Nothing Important Happened Today
Publisher: Orenda Books
When strangers take part in a series of group suicides, everything suggests that a cult is to blame. How do you stop a cult when nobody knows they are a member?
Nine people arrive one night on Chelsea Bridge. They’ve never met. But at the same time, they run, and leap to their deaths. Each of them received a letter in the post that morning, a pre-written suicide note, and a page containing only four words: Nothing important happened today.
That is how they knew they had been chosen to become a part of the People Of Choice: A mysterious suicide cult whose members have no knowledge of one another.
Thirty-two people on that train witness the event. Two of them will be next. By the morning, People Of Choice are appearing around the globe; it becomes a movement. A social media page that has lain dormant for four years suddenly has thousands of followers. The police are under pressure to find a link between the cult members, to locate a leader that does not seem to exist.
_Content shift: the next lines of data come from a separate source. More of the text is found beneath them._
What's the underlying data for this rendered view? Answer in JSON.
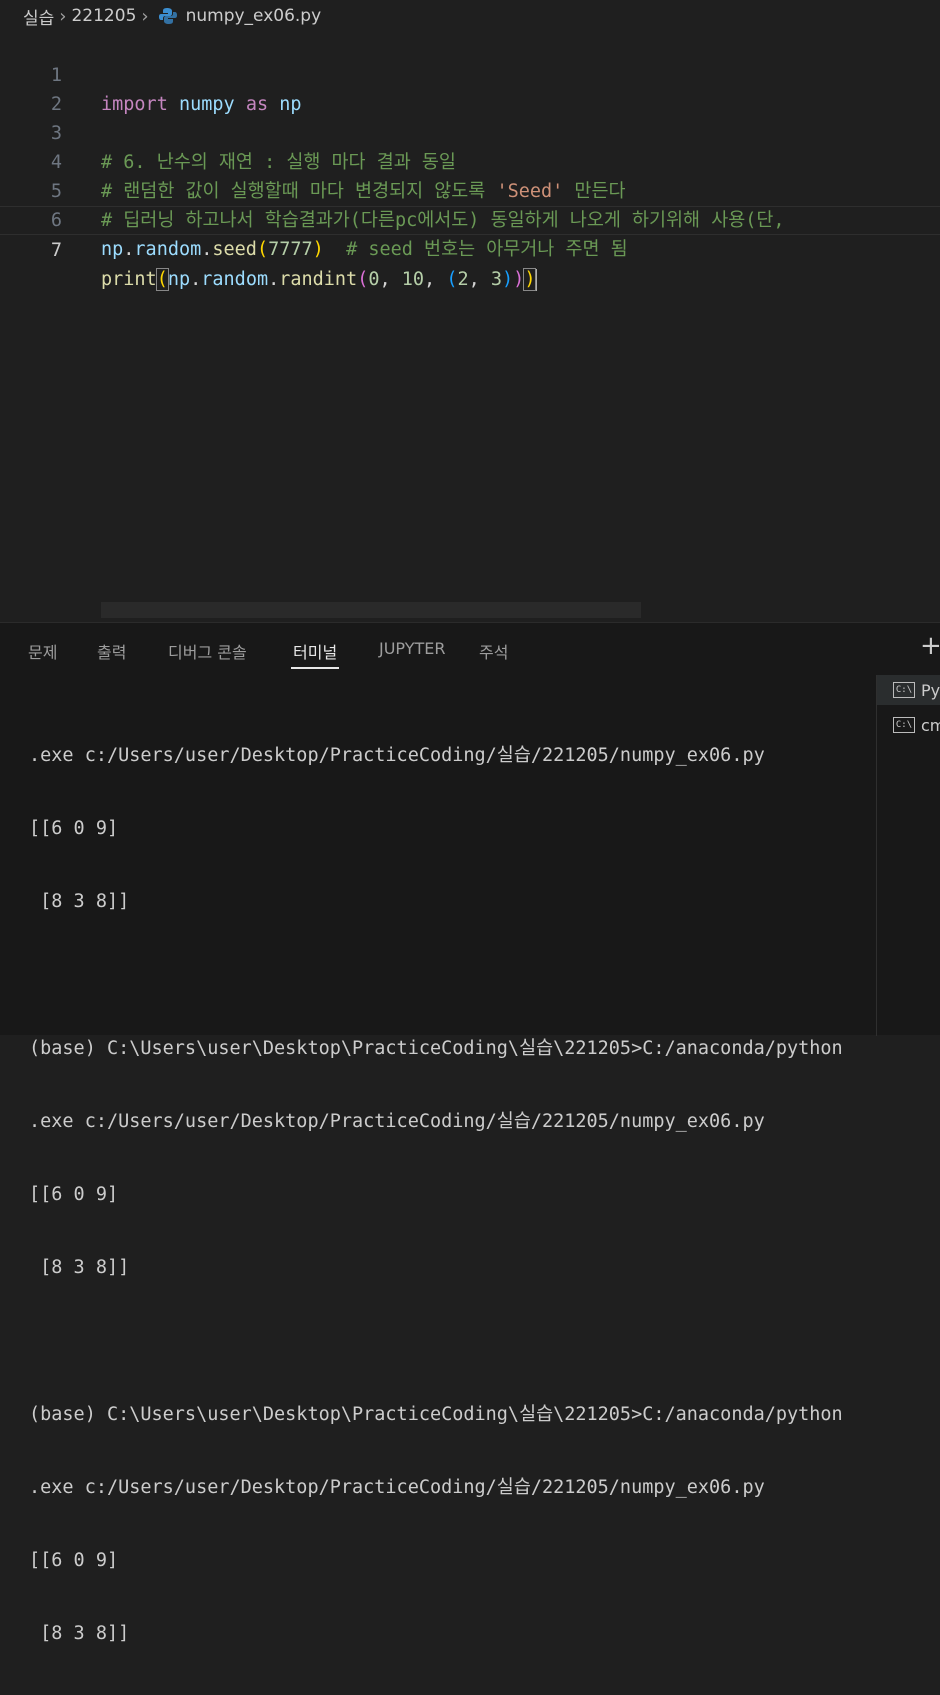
{
  "breadcrumb": {
    "folder1": "실습",
    "folder2": "221205",
    "file": "numpy_ex06.py",
    "file_icon": "python-file-icon"
  },
  "editor": {
    "lines": [
      {
        "num": "1"
      },
      {
        "num": "2"
      },
      {
        "num": "3"
      },
      {
        "num": "4"
      },
      {
        "num": "5"
      },
      {
        "num": "6"
      },
      {
        "num": "7"
      }
    ],
    "tokens": {
      "l1_import": "import",
      "l1_numpy": "numpy",
      "l1_as": "as",
      "l1_np": "np",
      "l3_comment": "# 6. 난수의 재연 : 실행 마다 결과 동일",
      "l4_comment_a": "# 랜덤한 값이 실행할때 마다 변경되지 않도록 ",
      "l4_string": "'Seed'",
      "l4_comment_b": " 만든다",
      "l5_comment": "# 딥러닝 하고나서 학습결과가(다른pc에서도) 동일하게 나오게 하기위해 사용(단,",
      "l6_np": "np",
      "l6_random": "random",
      "l6_seed": "seed",
      "l6_arg": "7777",
      "l6_comment": "# seed 번호는 아무거나 주면 됨",
      "l7_print": "print",
      "l7_np": "np",
      "l7_random": "random",
      "l7_randint": "randint",
      "l7_a0": "0",
      "l7_a1": "10",
      "l7_a2": "2",
      "l7_a3": "3"
    }
  },
  "panel": {
    "tabs": [
      "문제",
      "출력",
      "디버그 콘솔",
      "터미널",
      "JUPYTER",
      "주석"
    ],
    "active_tab": "터미널",
    "add_label": "+",
    "terminal_lines": [
      ".exe c:/Users/user/Desktop/PracticeCoding/실습/221205/numpy_ex06.py",
      "[[6 0 9]",
      " [8 3 8]]",
      "",
      "(base) C:\\Users\\user\\Desktop\\PracticeCoding\\실습\\221205>C:/anaconda/python",
      ".exe c:/Users/user/Desktop/PracticeCoding/실습/221205/numpy_ex06.py",
      "[[6 0 9]",
      " [8 3 8]]",
      "",
      "(base) C:\\Users\\user\\Desktop\\PracticeCoding\\실습\\221205>C:/anaconda/python",
      ".exe c:/Users/user/Desktop/PracticeCoding/실습/221205/numpy_ex06.py",
      "[[6 0 9]",
      " [8 3 8]]"
    ],
    "terminal_list": [
      {
        "label": "Py",
        "icon": "terminal-icon",
        "selected": true
      },
      {
        "label": "cm",
        "icon": "terminal-icon",
        "selected": false
      }
    ]
  },
  "colors": {
    "keyword": "#c586c0",
    "identifier": "#9cdcfe",
    "function": "#dcdcaa",
    "number": "#b5cea8",
    "string": "#ce9178",
    "comment": "#6a9955",
    "background": "#1f1f1f"
  }
}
How do you stop a cult when nobody knows they are a member?
Nothing Important Happened Today by Will Carver is one of the most original plots I have ever read. It is horrifyingly compelling in the way it draws you in and forces you to watch the disturbing scenes unfold; you won’t be able to look away. Trigger warnings: suicide, depression, graphic descriptions of death.
This is an excellent book because Carver writes in a fascinating way. He is direct and compelling; you know exactly what is going on in the very moment you are reading but have no idea what’s to come. This book could have gone in many different directions, and I personally enjoyed reading it almost as a series of reasons why people would commit suicide and the ripple effect one moment can have on a nation. The criticisms of the way we use social media and mass mindsets is so interesting and will really make you think about what you would do in those situations.
Carver does not shy away from the hard truths of life; he considers not only ‘The People of Choice’, but also the people watching. The ones who witness the suicides all have very different thoughts, and I admire Carver in his candidness in addressing the variety of views, including those who are annoyed and those who are indifferent to the situation. It can be too easy to forget that these people exist and I like that Carver picks them out. He leaves no human mindset un-probed.
Overall, this is a 5* read. It is very dark and bleak and will leave you despairing of the mindset of all the people around you. I would recommend this only if you can handle and enjoy dark plots and very bleak outlooks on society. Thank you Orenda Books and Anne Cater for organising this blog tour.